Aksi protes dipicu oleh insiden seorang sopir truk yang pingsan akibat kelelahan setelah terlalu lama terjebak antrean panjang. Kemacetan dilaporkan terjadi sejak gerbang Tol Merak hingga menuju area pelabuhan.
Ketua Pengusaha Truk (Petruk) Merak, Marhan, mengatakan gejolak massa muncul lantaran tidak adanya kepastian dari pihak KSOP terkait izin penyeberangan.
“Iya, karena di BBJ sudah overload. Kami minta kepastian di Merak, tapi disuruh menunggu terus tanpa kejelasan. Akhirnya timbul gejolak karena ada sopir yang pingsan akibat kelelahan,” ujar Marhan.
Marhan menjelaskan, sebelumnya truk-truk telah diarahkan untuk menyeberang melalui Pelabuhan BBJ dan Ciwandan. Namun, karena kedua pelabuhan tersebut sudah penuh, para sopir berinisiatif masuk ke Pelabuhan Merak yang dinilai masih kosong.
Sayangnya, setelah melakukan negosiasi, para sopir justru diminta menunggu cukup lama tanpa kepastian, hingga akhirnya satu sopir mengalami kelelahan dan pingsan.

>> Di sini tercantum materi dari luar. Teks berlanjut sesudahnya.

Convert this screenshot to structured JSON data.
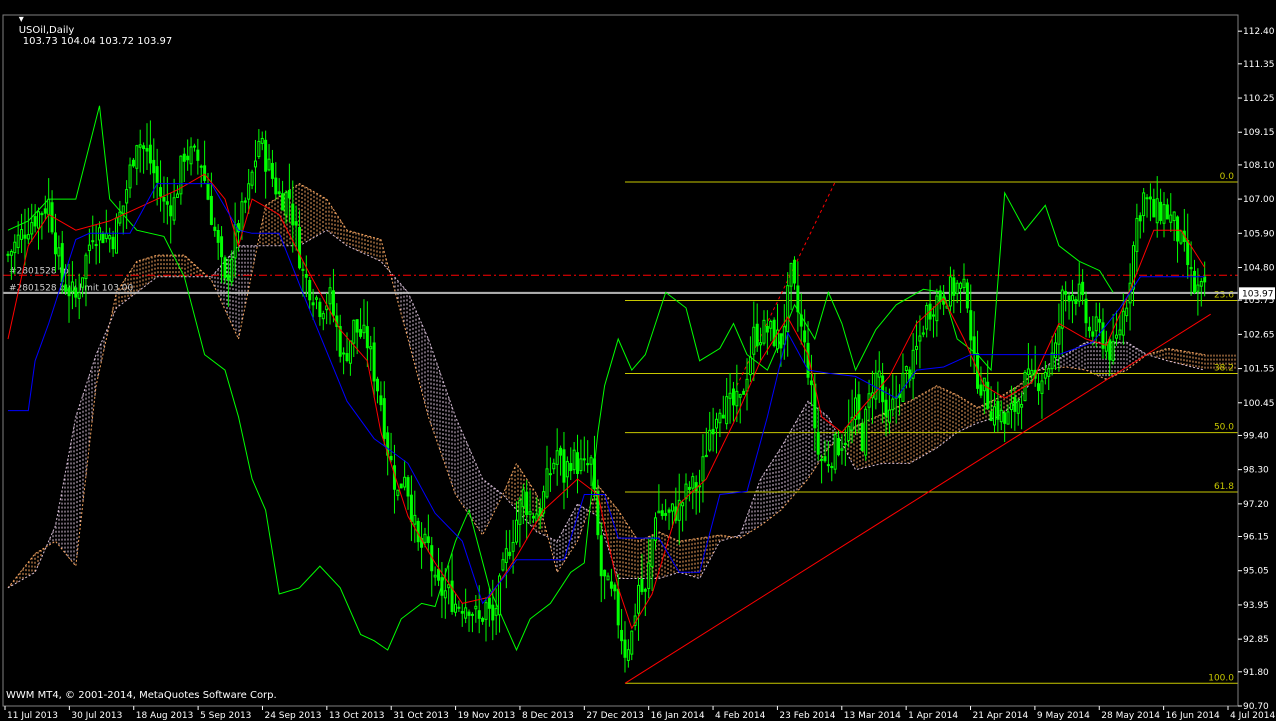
{
  "window": {
    "symbol_tf": "USOil,Daily",
    "ohlc": "103.73 104.04 103.72 103.97",
    "copyright": "WWM MT4, © 2001-2014, MetaQuotes Software Corp."
  },
  "colors": {
    "background": "#000000",
    "axis": "#ffffff",
    "candles": "#00ff00",
    "tenkan": "#ff0000",
    "kijun": "#0000ff",
    "chikou": "#00ff00",
    "cloud_up": "#f4a460",
    "cloud_down": "#d8bfd8",
    "fibo": "#c8c800",
    "trendline": "#ff0000",
    "order_line": "#ff0000",
    "bid_line": "#c0c0c0"
  },
  "chart_data": {
    "type": "candlestick",
    "symbol": "USOil",
    "timeframe": "Daily",
    "current": {
      "open": 103.73,
      "high": 104.04,
      "low": 103.72,
      "close": 103.97
    },
    "current_price_label": "103.97",
    "ylim": [
      90.7,
      112.92
    ],
    "y_ticks": [
      "112.40",
      "111.35",
      "110.25",
      "109.15",
      "108.10",
      "107.00",
      "105.90",
      "104.80",
      "103.75",
      "102.65",
      "101.55",
      "100.45",
      "99.40",
      "98.30",
      "97.20",
      "96.15",
      "95.05",
      "93.95",
      "92.85",
      "91.80",
      "90.70"
    ],
    "x_ticks": [
      "11 Jul 2013",
      "30 Jul 2013",
      "18 Aug 2013",
      "5 Sep 2013",
      "24 Sep 2013",
      "13 Oct 2013",
      "31 Oct 2013",
      "19 Nov 2013",
      "8 Dec 2013",
      "27 Dec 2013",
      "16 Jan 2014",
      "4 Feb 2014",
      "23 Feb 2014",
      "13 Mar 2014",
      "1 Apr 2014",
      "21 Apr 2014",
      "9 May 2014",
      "28 May 2014",
      "16 Jun 2014",
      "4 Jul 2014"
    ],
    "close_path": [
      [
        0,
        105.2
      ],
      [
        6,
        106.2
      ],
      [
        12,
        106.9
      ],
      [
        16,
        104.4
      ],
      [
        20,
        103.8
      ],
      [
        25,
        106.0
      ],
      [
        31,
        105.8
      ],
      [
        34,
        106.8
      ],
      [
        38,
        109.0
      ],
      [
        42,
        108.2
      ],
      [
        46,
        106.8
      ],
      [
        49,
        106.9
      ],
      [
        52,
        108.5
      ],
      [
        57,
        108.2
      ],
      [
        62,
        105.4
      ],
      [
        64,
        104.2
      ],
      [
        67,
        105.8
      ],
      [
        71,
        107.2
      ],
      [
        74,
        108.9
      ],
      [
        80,
        107.1
      ],
      [
        83,
        107.1
      ],
      [
        87,
        104.6
      ],
      [
        92,
        103.6
      ],
      [
        95,
        103.8
      ],
      [
        99,
        101.8
      ],
      [
        102,
        102.9
      ],
      [
        106,
        102.4
      ],
      [
        110,
        100.5
      ],
      [
        112,
        99.0
      ],
      [
        115,
        97.5
      ],
      [
        117,
        98.3
      ],
      [
        121,
        95.8
      ],
      [
        124,
        95.8
      ],
      [
        126,
        94.5
      ],
      [
        130,
        94.3
      ],
      [
        132,
        94.0
      ],
      [
        136,
        94.0
      ],
      [
        139,
        93.4
      ],
      [
        141,
        93.9
      ],
      [
        143,
        93.4
      ],
      [
        147,
        95.5
      ],
      [
        152,
        97.5
      ],
      [
        154,
        96.9
      ],
      [
        157,
        97.0
      ],
      [
        159,
        97.9
      ],
      [
        162,
        98.9
      ],
      [
        164,
        98.1
      ],
      [
        166,
        98.7
      ],
      [
        170,
        98.3
      ],
      [
        172,
        98.5
      ],
      [
        175,
        94.9
      ],
      [
        179,
        94.0
      ],
      [
        182,
        92.5
      ],
      [
        184,
        93.0
      ],
      [
        186,
        94.6
      ],
      [
        188,
        94.2
      ],
      [
        191,
        97.0
      ],
      [
        195,
        96.8
      ],
      [
        198,
        97.1
      ],
      [
        201,
        97.7
      ],
      [
        204,
        97.8
      ],
      [
        207,
        99.6
      ],
      [
        210,
        100.5
      ],
      [
        212,
        100.3
      ],
      [
        216,
        100.4
      ],
      [
        220,
        102.6
      ],
      [
        224,
        102.8
      ],
      [
        228,
        102.4
      ],
      [
        231,
        104.5
      ],
      [
        234,
        102.8
      ],
      [
        236,
        101.6
      ],
      [
        239,
        98.8
      ],
      [
        241,
        98.5
      ],
      [
        244,
        99.0
      ],
      [
        248,
        99.5
      ],
      [
        250,
        100.2
      ],
      [
        252,
        99.3
      ],
      [
        255,
        101.1
      ],
      [
        257,
        101.4
      ],
      [
        259,
        99.6
      ],
      [
        263,
        101.0
      ],
      [
        267,
        101.7
      ],
      [
        271,
        103.4
      ],
      [
        274,
        103.8
      ],
      [
        277,
        104.0
      ],
      [
        280,
        104.2
      ],
      [
        283,
        103.9
      ],
      [
        285,
        101.6
      ],
      [
        290,
        100.3
      ],
      [
        292,
        100.2
      ],
      [
        294,
        99.8
      ],
      [
        297,
        100.3
      ],
      [
        300,
        101.1
      ],
      [
        303,
        101.1
      ],
      [
        306,
        101.5
      ],
      [
        309,
        102.1
      ],
      [
        311,
        103.8
      ],
      [
        313,
        104.1
      ],
      [
        316,
        103.9
      ],
      [
        319,
        102.7
      ],
      [
        322,
        102.8
      ],
      [
        324,
        102.3
      ],
      [
        326,
        102.0
      ],
      [
        330,
        103.8
      ],
      [
        333,
        106.3
      ],
      [
        335,
        107.1
      ],
      [
        338,
        106.5
      ],
      [
        341,
        106.7
      ],
      [
        344,
        106.2
      ],
      [
        348,
        104.9
      ],
      [
        350,
        104.1
      ],
      [
        353,
        103.97
      ]
    ],
    "tenkan_path": [
      [
        0,
        102.5
      ],
      [
        6,
        105.5
      ],
      [
        12,
        106.5
      ],
      [
        20,
        106.0
      ],
      [
        30,
        106.3
      ],
      [
        40,
        106.8
      ],
      [
        50,
        107.3
      ],
      [
        58,
        107.8
      ],
      [
        64,
        107.0
      ],
      [
        68,
        105.5
      ],
      [
        72,
        107.0
      ],
      [
        80,
        106.5
      ],
      [
        88,
        104.8
      ],
      [
        98,
        102.8
      ],
      [
        106,
        101.8
      ],
      [
        110,
        99.5
      ],
      [
        118,
        96.8
      ],
      [
        126,
        95.3
      ],
      [
        134,
        94.0
      ],
      [
        142,
        94.2
      ],
      [
        150,
        95.5
      ],
      [
        158,
        97.0
      ],
      [
        168,
        98.0
      ],
      [
        174,
        97.5
      ],
      [
        180,
        94.5
      ],
      [
        184,
        93.2
      ],
      [
        190,
        94.3
      ],
      [
        198,
        97.2
      ],
      [
        206,
        98.0
      ],
      [
        214,
        99.8
      ],
      [
        222,
        101.8
      ],
      [
        230,
        103.2
      ],
      [
        236,
        102.0
      ],
      [
        240,
        100.0
      ],
      [
        246,
        99.5
      ],
      [
        252,
        100.3
      ],
      [
        260,
        101.3
      ],
      [
        268,
        103.0
      ],
      [
        276,
        103.8
      ],
      [
        282,
        102.5
      ],
      [
        288,
        101.0
      ],
      [
        294,
        100.6
      ],
      [
        302,
        101.1
      ],
      [
        310,
        103.0
      ],
      [
        318,
        102.5
      ],
      [
        324,
        102.3
      ],
      [
        330,
        103.8
      ],
      [
        338,
        106.0
      ],
      [
        346,
        106.0
      ],
      [
        353,
        104.8
      ]
    ],
    "kijun_path": [
      [
        0,
        100.2
      ],
      [
        6,
        100.2
      ],
      [
        8,
        101.8
      ],
      [
        12,
        103.0
      ],
      [
        20,
        105.7
      ],
      [
        24,
        105.9
      ],
      [
        36,
        105.9
      ],
      [
        44,
        107.5
      ],
      [
        60,
        107.5
      ],
      [
        68,
        106.0
      ],
      [
        72,
        105.9
      ],
      [
        80,
        105.9
      ],
      [
        88,
        103.7
      ],
      [
        100,
        100.5
      ],
      [
        108,
        99.3
      ],
      [
        118,
        98.5
      ],
      [
        126,
        96.9
      ],
      [
        134,
        96.0
      ],
      [
        140,
        94.0
      ],
      [
        146,
        94.8
      ],
      [
        150,
        95.4
      ],
      [
        156,
        95.4
      ],
      [
        164,
        95.4
      ],
      [
        170,
        97.5
      ],
      [
        176,
        97.5
      ],
      [
        180,
        96.1
      ],
      [
        192,
        96.1
      ],
      [
        198,
        95.0
      ],
      [
        204,
        95.0
      ],
      [
        210,
        97.5
      ],
      [
        218,
        97.6
      ],
      [
        224,
        100.0
      ],
      [
        230,
        102.7
      ],
      [
        236,
        101.5
      ],
      [
        242,
        101.4
      ],
      [
        250,
        101.3
      ],
      [
        262,
        100.6
      ],
      [
        268,
        101.5
      ],
      [
        276,
        101.6
      ],
      [
        284,
        102.0
      ],
      [
        292,
        102.0
      ],
      [
        300,
        102.0
      ],
      [
        310,
        102.0
      ],
      [
        320,
        102.4
      ],
      [
        328,
        103.5
      ],
      [
        334,
        104.5
      ],
      [
        346,
        104.5
      ],
      [
        353,
        104.5
      ]
    ],
    "chikou_path": [
      [
        0,
        106.0
      ],
      [
        6,
        106.3
      ],
      [
        12,
        107.0
      ],
      [
        20,
        107.0
      ],
      [
        27,
        110.0
      ],
      [
        30,
        107.0
      ],
      [
        38,
        106.0
      ],
      [
        46,
        105.8
      ],
      [
        52,
        104.5
      ],
      [
        58,
        102.0
      ],
      [
        64,
        101.5
      ],
      [
        68,
        100.0
      ],
      [
        72,
        98.0
      ],
      [
        76,
        97.0
      ],
      [
        80,
        94.3
      ],
      [
        86,
        94.5
      ],
      [
        92,
        95.2
      ],
      [
        98,
        94.5
      ],
      [
        104,
        93.0
      ],
      [
        108,
        92.8
      ],
      [
        112,
        92.5
      ],
      [
        116,
        93.5
      ],
      [
        122,
        94.0
      ],
      [
        126,
        93.9
      ],
      [
        132,
        96.0
      ],
      [
        136,
        97.0
      ],
      [
        142,
        94.5
      ],
      [
        146,
        93.5
      ],
      [
        150,
        92.5
      ],
      [
        154,
        93.5
      ],
      [
        160,
        94.0
      ],
      [
        166,
        95.0
      ],
      [
        170,
        95.3
      ],
      [
        174,
        99.5
      ],
      [
        176,
        101.0
      ],
      [
        180,
        102.5
      ],
      [
        184,
        101.5
      ],
      [
        188,
        102.0
      ],
      [
        194,
        104.0
      ],
      [
        200,
        103.5
      ],
      [
        204,
        101.8
      ],
      [
        210,
        102.2
      ],
      [
        214,
        103.0
      ],
      [
        218,
        102.0
      ],
      [
        224,
        101.5
      ],
      [
        228,
        102.5
      ],
      [
        232,
        103.6
      ],
      [
        238,
        102.5
      ],
      [
        242,
        104.0
      ],
      [
        246,
        103.0
      ],
      [
        250,
        101.5
      ],
      [
        256,
        102.8
      ],
      [
        262,
        103.6
      ],
      [
        270,
        104.1
      ],
      [
        276,
        104.0
      ],
      [
        280,
        102.5
      ],
      [
        286,
        102.0
      ],
      [
        290,
        101.5
      ],
      [
        294,
        107.2
      ],
      [
        300,
        106.0
      ],
      [
        306,
        106.8
      ],
      [
        310,
        105.5
      ],
      [
        316,
        105.0
      ],
      [
        322,
        104.7
      ],
      [
        326,
        104.0
      ]
    ],
    "span_a_path": [
      [
        0,
        94.5
      ],
      [
        8,
        95.6
      ],
      [
        14,
        96.0
      ],
      [
        20,
        95.2
      ],
      [
        26,
        101.0
      ],
      [
        32,
        104.0
      ],
      [
        38,
        105.0
      ],
      [
        44,
        105.2
      ],
      [
        52,
        105.2
      ],
      [
        60,
        104.4
      ],
      [
        68,
        102.5
      ],
      [
        76,
        106.8
      ],
      [
        86,
        107.5
      ],
      [
        94,
        107.0
      ],
      [
        100,
        106.0
      ],
      [
        110,
        105.7
      ],
      [
        118,
        102.5
      ],
      [
        124,
        100.0
      ],
      [
        132,
        97.5
      ],
      [
        140,
        96.2
      ],
      [
        146,
        97.5
      ],
      [
        150,
        98.5
      ],
      [
        156,
        97.5
      ],
      [
        162,
        95.0
      ],
      [
        168,
        96.0
      ],
      [
        174,
        97.8
      ],
      [
        180,
        97.0
      ],
      [
        186,
        96.0
      ],
      [
        192,
        96.3
      ],
      [
        198,
        96.0
      ],
      [
        204,
        96.1
      ],
      [
        210,
        96.2
      ],
      [
        216,
        96.1
      ],
      [
        222,
        96.5
      ],
      [
        228,
        97.0
      ],
      [
        236,
        98.0
      ],
      [
        242,
        99.0
      ],
      [
        250,
        99.7
      ],
      [
        258,
        100.1
      ],
      [
        266,
        100.5
      ],
      [
        274,
        101.0
      ],
      [
        280,
        100.7
      ],
      [
        286,
        100.3
      ],
      [
        292,
        100.6
      ],
      [
        298,
        101.0
      ],
      [
        304,
        101.5
      ],
      [
        312,
        101.6
      ],
      [
        318,
        101.5
      ],
      [
        324,
        101.2
      ],
      [
        330,
        101.5
      ],
      [
        336,
        102.0
      ],
      [
        342,
        102.2
      ],
      [
        353,
        102.0
      ]
    ],
    "span_b_path": [
      [
        0,
        94.5
      ],
      [
        8,
        95.0
      ],
      [
        14,
        96.5
      ],
      [
        20,
        100.0
      ],
      [
        26,
        102.0
      ],
      [
        32,
        103.5
      ],
      [
        38,
        104.0
      ],
      [
        44,
        104.5
      ],
      [
        52,
        104.5
      ],
      [
        60,
        104.5
      ],
      [
        68,
        105.5
      ],
      [
        76,
        105.5
      ],
      [
        86,
        105.5
      ],
      [
        94,
        106.0
      ],
      [
        100,
        105.5
      ],
      [
        110,
        105.0
      ],
      [
        118,
        104.0
      ],
      [
        124,
        102.5
      ],
      [
        132,
        100.0
      ],
      [
        140,
        98.0
      ],
      [
        146,
        97.5
      ],
      [
        150,
        97.0
      ],
      [
        156,
        96.3
      ],
      [
        162,
        96.0
      ],
      [
        168,
        97.2
      ],
      [
        174,
        96.8
      ],
      [
        180,
        94.8
      ],
      [
        186,
        94.8
      ],
      [
        192,
        94.8
      ],
      [
        198,
        95.0
      ],
      [
        204,
        94.8
      ],
      [
        210,
        96.0
      ],
      [
        216,
        96.2
      ],
      [
        222,
        98.0
      ],
      [
        228,
        99.0
      ],
      [
        236,
        100.5
      ],
      [
        242,
        100.0
      ],
      [
        250,
        98.3
      ],
      [
        258,
        98.5
      ],
      [
        266,
        98.5
      ],
      [
        274,
        99.0
      ],
      [
        280,
        99.5
      ],
      [
        286,
        99.8
      ],
      [
        292,
        100.0
      ],
      [
        298,
        100.5
      ],
      [
        304,
        101.5
      ],
      [
        312,
        102.0
      ],
      [
        318,
        102.4
      ],
      [
        324,
        102.4
      ],
      [
        330,
        102.4
      ],
      [
        336,
        102.0
      ],
      [
        342,
        101.8
      ],
      [
        353,
        101.5
      ]
    ],
    "fibonacci": {
      "high": 107.55,
      "low": 91.43,
      "levels": [
        {
          "label": "0.0",
          "price": 107.55
        },
        {
          "label": "23.6",
          "price": 103.74
        },
        {
          "label": "38.2",
          "price": 101.39
        },
        {
          "label": "50.0",
          "price": 99.49
        },
        {
          "label": "61.8",
          "price": 97.58
        },
        {
          "label": "100.0",
          "price": 91.43
        }
      ]
    },
    "trendline": {
      "from": [
        182,
        91.43
      ],
      "to": [
        353,
        103.3
      ]
    },
    "trendline_projection": {
      "from": [
        215,
        101.0
      ],
      "to": [
        244,
        107.55
      ]
    },
    "order_lines": [
      {
        "label": "#2801528 tp",
        "price": 104.55
      },
      {
        "label": "#2801528 buy limit 103.00",
        "price": 104.0
      }
    ]
  }
}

“Kalau dihitung per orang, ada sekitar 700 sopir. Yang pingsan itu karena terlalu lama menunggu, perut kosong, uang habis. Akhirnya muncul solidaritas dari sesama pengemudi. Kami dari Petruk hanya mengawal agar tidak terjadi hal-hal yang tidak diinginkan,” ungkapnya.
Menurut Marhan, inisiatif sopir truk menyeberang melalui Pelabuhan Merak bukan tanpa alasan. Sebagian dari mereka mengaku telah mengantre selama berhari-hari di Pelabuhan BBJ dan Ciwandan.
“Ada yang sampai lima hari antre di BBJ. Di Merak ini baru ada pergerakan karena sebelumnya fokus ke BBJ dan Ciwandan. Permasalahannya ada di SKB Tiga Menteri. Larangan memang tidak ada, tapi pembatasan iya. Karena sudah overload, akhirnya sopir berinisiatif,” jelasnya.
Seiring meningkatnya tekanan dari sopir truk dan antrean kendaraan yang semakin padat, KSOP Merak akhirnya mengizinkan truk-truk tersebut menyeberang melalui Pelabuhan Merak.
“Seharusnya KSOP bisa lebih tanggap. Alhamdulillah akhirnya pintu Pelabuhan Merak dibuka. Yang berwenang kan KSOP. Sekarang sudah aman,” tutup Marhan.